Arte Povera. The Great Awakening
The 1960s saw the emergence of a new art movement in Italy; it included several artists who are now famous, such as Alighiero Boetti, Jannis Kounellis, Mario Merz, and Michelangelo Pistoletto. The hallmark of their art is the use of simple means and humble materials like soil, glass, tree branches, neon lighting, or wax. Their works contrast with, and articulate a critique of, an environment ever more dominated by technology and the production mechanisms of mass culture. In a form of stylistic anarchy, pictures, objects, installations, and performances seek to chart a way back to natural processes and laws. The poor, porous, or fluid nature of the compositional means is intended to open perception to “the basic flux of energy underlying all things” (Carolyn Christov-Bakargiev). Works result that emphasize the process and navigate the tensions between nature and culture, between anarchy and order. At the same time, these “visualized perceptual processes” interrogate the grand cultural heritage—of antiquity and the Renaissance—in a sensual and poetic manner.

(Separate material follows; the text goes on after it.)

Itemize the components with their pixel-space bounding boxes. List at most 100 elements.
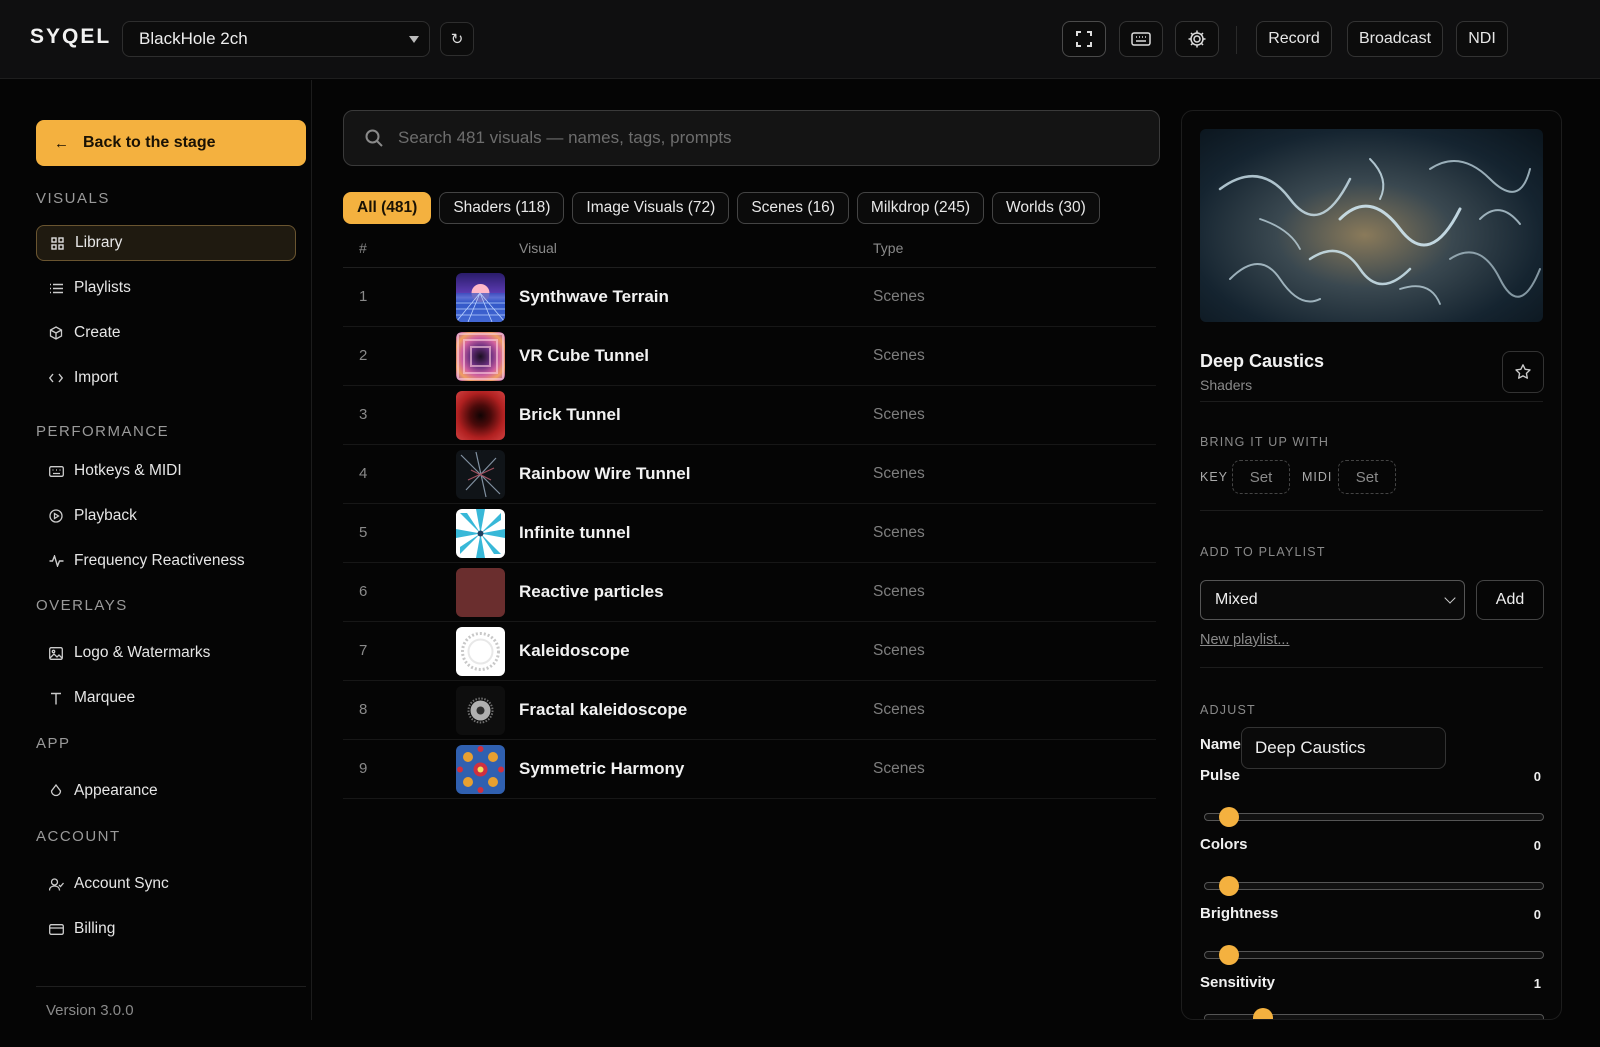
sidebar-item-playback[interactable]: Playback <box>36 498 296 534</box>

The term “Arte Povera” first appears in September 1967, as the title of an exhibition held in Genoa that featured the works of artists from Rome, Turin, and Milan, among them Boetti, Fabro, Kounellis, Pascali, Paolini, and Prini; Pistoletto and Merz were not included. The name was coined by the art critic and curator of the Genoa show, Germano Celant. Calling this art movement an artists’ group in the strict sense, may quickly lead to misconceptions. However comparable their artistic strategies and their political and social commitments are, each of these artists is also highly individual; their formal means vary widely, and the differences between them grew even more pronounced in the course of the 1970s.
The Goetz Collection is one of the most comprehensive collections of this immensely innovative and influential movement in art. The grand special exhibition at the Kunstmuseum Basel, where around one hundred works are on display, illustrates Arte Povera’s great relevance also to today’s youngest artists. The show includes numerous key works Ingvild Goetz has collected over many years that have not been on public display in a long time. The Goetz Collection has also built an important archive of photographs and documents, which will be shown in an introductory section of the Basel exhibition in order to give visitors a sense of the wide-ranging influence this great artistic awakening has had. The show unfolds a panorama from the late 1960s to the early 1990s, with a focus on the crucial early years of Arte Povera.